Sunday, October 27, 2019

Einstein, Don Juan and Kabbalah


We are living in a transitional time in which people are increasingly discovering that the rationality of traditional scientific materialism is no longer satisfying in its explanations. People are sensing that there has got to be more to it than what science is telling us. And to the same degree, orthodox religion is coming up short on delivering what people are looking for; more and more people are turning to mysticism for an understanding of the way things are.

Humanity is on the verge of monumental discovery, about ourselves and the universe we inhabit. Science has progressed to a point where it acknowledges that the elemental aspects of matter do not behave in a predictable manner. Science has encountered the mystical, the indefinable, as perhaps the final explanation to understanding the world, strangely dovetailing with mysticism.

Science has reached its limit in the study of matter; it has been shifting its focus increasingly to that which heretofore has been unseen... energy or 'spirit' - the realm of the mystic. Renowned physicist Max Planck opened the speculative door to God, the nature of God, the possibility that the universe is a unified field, a cohesive fabric, with omnipresent conscious awareness, a conscious energy, as he pondered the origin of energy. "All matter originates and exists only by virtue of a force... We must assume behind this force the existence of a conscious and intelligent Mind. This Mind is the matrix of all matter," said Planck.

What is this matrix of all matter, the quantum field behind all that exists? Is it best to grapple with an understanding of it from a scientific perspective or a mystical one? Are science and mysticism aiming to understand the same thing?

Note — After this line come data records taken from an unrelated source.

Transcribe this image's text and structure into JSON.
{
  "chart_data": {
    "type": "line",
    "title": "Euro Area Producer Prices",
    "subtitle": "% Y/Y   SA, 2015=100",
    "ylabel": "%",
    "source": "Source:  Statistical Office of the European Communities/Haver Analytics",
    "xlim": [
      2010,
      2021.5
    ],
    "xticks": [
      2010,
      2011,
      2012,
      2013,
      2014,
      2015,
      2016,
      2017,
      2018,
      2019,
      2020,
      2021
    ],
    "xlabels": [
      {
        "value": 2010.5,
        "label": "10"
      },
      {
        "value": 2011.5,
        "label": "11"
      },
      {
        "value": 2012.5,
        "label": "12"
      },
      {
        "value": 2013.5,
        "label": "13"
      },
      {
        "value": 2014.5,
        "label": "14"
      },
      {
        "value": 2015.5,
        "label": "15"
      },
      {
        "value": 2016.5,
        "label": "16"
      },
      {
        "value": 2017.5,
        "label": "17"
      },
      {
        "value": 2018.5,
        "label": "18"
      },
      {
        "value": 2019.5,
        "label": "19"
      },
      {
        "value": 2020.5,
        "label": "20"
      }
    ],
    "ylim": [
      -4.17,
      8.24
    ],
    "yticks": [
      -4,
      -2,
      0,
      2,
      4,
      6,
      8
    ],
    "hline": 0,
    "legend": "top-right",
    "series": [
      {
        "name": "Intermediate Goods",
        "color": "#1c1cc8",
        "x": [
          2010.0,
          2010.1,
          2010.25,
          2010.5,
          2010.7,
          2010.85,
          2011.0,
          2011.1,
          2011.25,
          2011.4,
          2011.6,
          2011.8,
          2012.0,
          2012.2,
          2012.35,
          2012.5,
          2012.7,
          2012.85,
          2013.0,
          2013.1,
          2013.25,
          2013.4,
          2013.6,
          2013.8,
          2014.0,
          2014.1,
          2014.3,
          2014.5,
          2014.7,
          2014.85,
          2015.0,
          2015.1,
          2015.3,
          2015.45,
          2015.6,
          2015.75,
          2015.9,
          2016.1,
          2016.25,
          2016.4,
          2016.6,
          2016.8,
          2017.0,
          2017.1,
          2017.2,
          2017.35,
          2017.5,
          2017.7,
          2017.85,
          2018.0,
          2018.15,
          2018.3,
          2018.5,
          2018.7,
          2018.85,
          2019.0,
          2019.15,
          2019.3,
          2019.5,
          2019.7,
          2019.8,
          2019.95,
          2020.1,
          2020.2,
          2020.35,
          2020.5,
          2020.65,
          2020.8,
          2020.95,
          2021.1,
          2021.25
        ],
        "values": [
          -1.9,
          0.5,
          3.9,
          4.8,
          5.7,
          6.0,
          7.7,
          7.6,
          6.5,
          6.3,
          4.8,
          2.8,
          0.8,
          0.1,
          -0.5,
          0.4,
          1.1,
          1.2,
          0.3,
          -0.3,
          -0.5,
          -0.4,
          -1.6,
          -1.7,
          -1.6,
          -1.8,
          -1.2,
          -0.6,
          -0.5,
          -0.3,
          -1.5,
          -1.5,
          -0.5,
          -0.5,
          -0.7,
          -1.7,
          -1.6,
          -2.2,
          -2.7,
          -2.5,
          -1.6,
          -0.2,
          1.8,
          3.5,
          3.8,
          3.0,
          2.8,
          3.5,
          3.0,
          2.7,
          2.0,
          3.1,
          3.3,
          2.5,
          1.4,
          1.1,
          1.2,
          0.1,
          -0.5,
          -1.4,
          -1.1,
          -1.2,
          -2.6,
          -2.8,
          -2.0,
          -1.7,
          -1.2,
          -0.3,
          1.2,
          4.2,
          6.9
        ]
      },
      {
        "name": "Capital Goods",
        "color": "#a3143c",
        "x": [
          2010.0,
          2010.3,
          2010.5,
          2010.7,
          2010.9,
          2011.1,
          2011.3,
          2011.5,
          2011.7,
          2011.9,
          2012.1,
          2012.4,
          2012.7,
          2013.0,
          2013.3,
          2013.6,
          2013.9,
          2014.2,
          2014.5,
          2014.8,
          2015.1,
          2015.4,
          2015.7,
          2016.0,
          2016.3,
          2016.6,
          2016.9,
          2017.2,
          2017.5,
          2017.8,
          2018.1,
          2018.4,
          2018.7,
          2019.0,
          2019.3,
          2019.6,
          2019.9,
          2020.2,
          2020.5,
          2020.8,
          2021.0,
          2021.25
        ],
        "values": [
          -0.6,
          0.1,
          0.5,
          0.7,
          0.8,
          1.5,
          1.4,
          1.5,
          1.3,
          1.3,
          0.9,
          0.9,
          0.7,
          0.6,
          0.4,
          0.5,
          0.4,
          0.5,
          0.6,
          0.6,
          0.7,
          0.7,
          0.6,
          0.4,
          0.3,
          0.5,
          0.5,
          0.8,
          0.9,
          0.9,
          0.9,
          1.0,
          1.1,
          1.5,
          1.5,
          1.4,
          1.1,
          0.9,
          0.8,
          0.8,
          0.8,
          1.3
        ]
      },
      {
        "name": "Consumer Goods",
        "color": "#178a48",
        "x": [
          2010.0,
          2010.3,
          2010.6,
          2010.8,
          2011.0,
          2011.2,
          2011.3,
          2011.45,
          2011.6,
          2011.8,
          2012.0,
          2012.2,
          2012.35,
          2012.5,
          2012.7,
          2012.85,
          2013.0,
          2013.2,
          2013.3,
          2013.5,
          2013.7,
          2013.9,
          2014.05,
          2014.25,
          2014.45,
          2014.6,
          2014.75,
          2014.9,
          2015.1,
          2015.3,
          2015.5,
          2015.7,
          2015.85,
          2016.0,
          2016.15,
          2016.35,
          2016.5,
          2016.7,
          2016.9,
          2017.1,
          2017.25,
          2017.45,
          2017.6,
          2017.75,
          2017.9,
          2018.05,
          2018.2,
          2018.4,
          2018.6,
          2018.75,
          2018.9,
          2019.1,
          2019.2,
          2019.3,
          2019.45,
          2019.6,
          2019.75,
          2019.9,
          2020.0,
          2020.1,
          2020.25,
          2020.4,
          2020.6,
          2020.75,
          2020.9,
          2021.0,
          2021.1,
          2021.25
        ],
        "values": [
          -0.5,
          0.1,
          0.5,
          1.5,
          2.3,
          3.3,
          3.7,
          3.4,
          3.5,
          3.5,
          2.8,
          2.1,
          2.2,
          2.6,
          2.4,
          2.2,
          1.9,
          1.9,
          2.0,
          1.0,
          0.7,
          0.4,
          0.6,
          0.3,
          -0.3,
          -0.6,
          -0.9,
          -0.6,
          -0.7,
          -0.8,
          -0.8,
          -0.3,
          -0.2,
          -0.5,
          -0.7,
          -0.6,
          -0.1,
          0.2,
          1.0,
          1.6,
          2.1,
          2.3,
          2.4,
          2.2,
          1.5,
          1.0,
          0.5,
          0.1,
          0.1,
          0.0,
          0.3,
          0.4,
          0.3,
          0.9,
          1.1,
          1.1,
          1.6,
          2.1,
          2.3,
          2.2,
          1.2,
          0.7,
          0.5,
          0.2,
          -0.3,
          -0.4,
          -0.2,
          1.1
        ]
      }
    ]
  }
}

In this brief expose I look at how the mystical discipline of Kabbalah is essentially describing the same thing modern physicists are describing when the world is viewed through a quantum lens. And looking at the perspective of the Toltec tradition of ancient Mexico, each view mirrors the Yaqui sorcerer Don Juan's breakdown of reality into the first and second attentions.

There are two Hebrew words in kabbalistic language that correspond to both quantum and Toltec conclusions. The first is “yaish.” It is an all-encompassing concept, referring to virtually everything in creation - anything that has a beginning or an end, that has spatial coordinates, that has a definition, that is bordered by other things. And it’s not just material reality. Love has a beginning, it has an end. Anybody who has tried to live in the world knows that we live in the world of yaish. Each of us is yaish.

Everything is yaish. But yaish is not everything.

There is only one thing that is not yaish. That thing has no beginning, it has no end; it’s not bordered by anything, it has no definition, it has no spatial coordinates. It is the opposite of yaish, described in Kabbalah as “Ein Sof”, meaning without end. Literally it means nothing. Ein sof has something to do with God, the source of everything of yaish. Everything in the world is made of Ein Sof. Everything in the world is the wave of which Ein Sof is the ocean. And our knowledge of the ocean is largely based on the way it manifests itself in the waves, that is, the yaish. 

96% of the energy in the universe is unseen with no spatial coordinates – this is Source Energy or Ein Sof. Yaish is all form, the 4% of the universe we can see and measure. The quantum terminology corresponding to yaish is the field, with the intention behind the field corresponding to Ein sof.  In the Toltec tradition of don Juan Matus, the world we know day-to-day is referred to as the first attention, with the underlying matrix of reality known as the second attention.  Quantum physics, Kabbalah, and ancient sorcery each draws the same conclusions about the world.  Physicists and mystics and sorcerers are all on the same page in their interpretation of reality.  Approaching from entirely different directions, these disparate endeavors of discovery have reached the same core beliefs by following uniquely different paths of inquiry.  Every path on the mountain, it would seem, though perhaps out of sight from all others, leads, nonetheless, to the same summit; each tradition has a unique story to tell about how one goes about reaching the top, but all stories end the same way. 

There is a great lesson here.  All of us humans, despite our unique differences, all ask the same questions about who we are and our place in the larger scheme of things. In the end, we are the same.  We are One.  If I have a prayer to offer in this regard, it would be this:  

As we exist on the Earth along this timeline, and as we each gather and connect, let us become community. Let us open ourselves to Source Energy, the great ocean of Ein Sof, the intention behind the field, the second attention, and learn from each others’ hearts more about that Source. As the waves, let us look within our being and to each other to become closer to understanding the Source, the matrix from which all things spring. Let us once again claim a path along the way that leads us to become proactive co-creators of wholeness in the wonderful world we live in.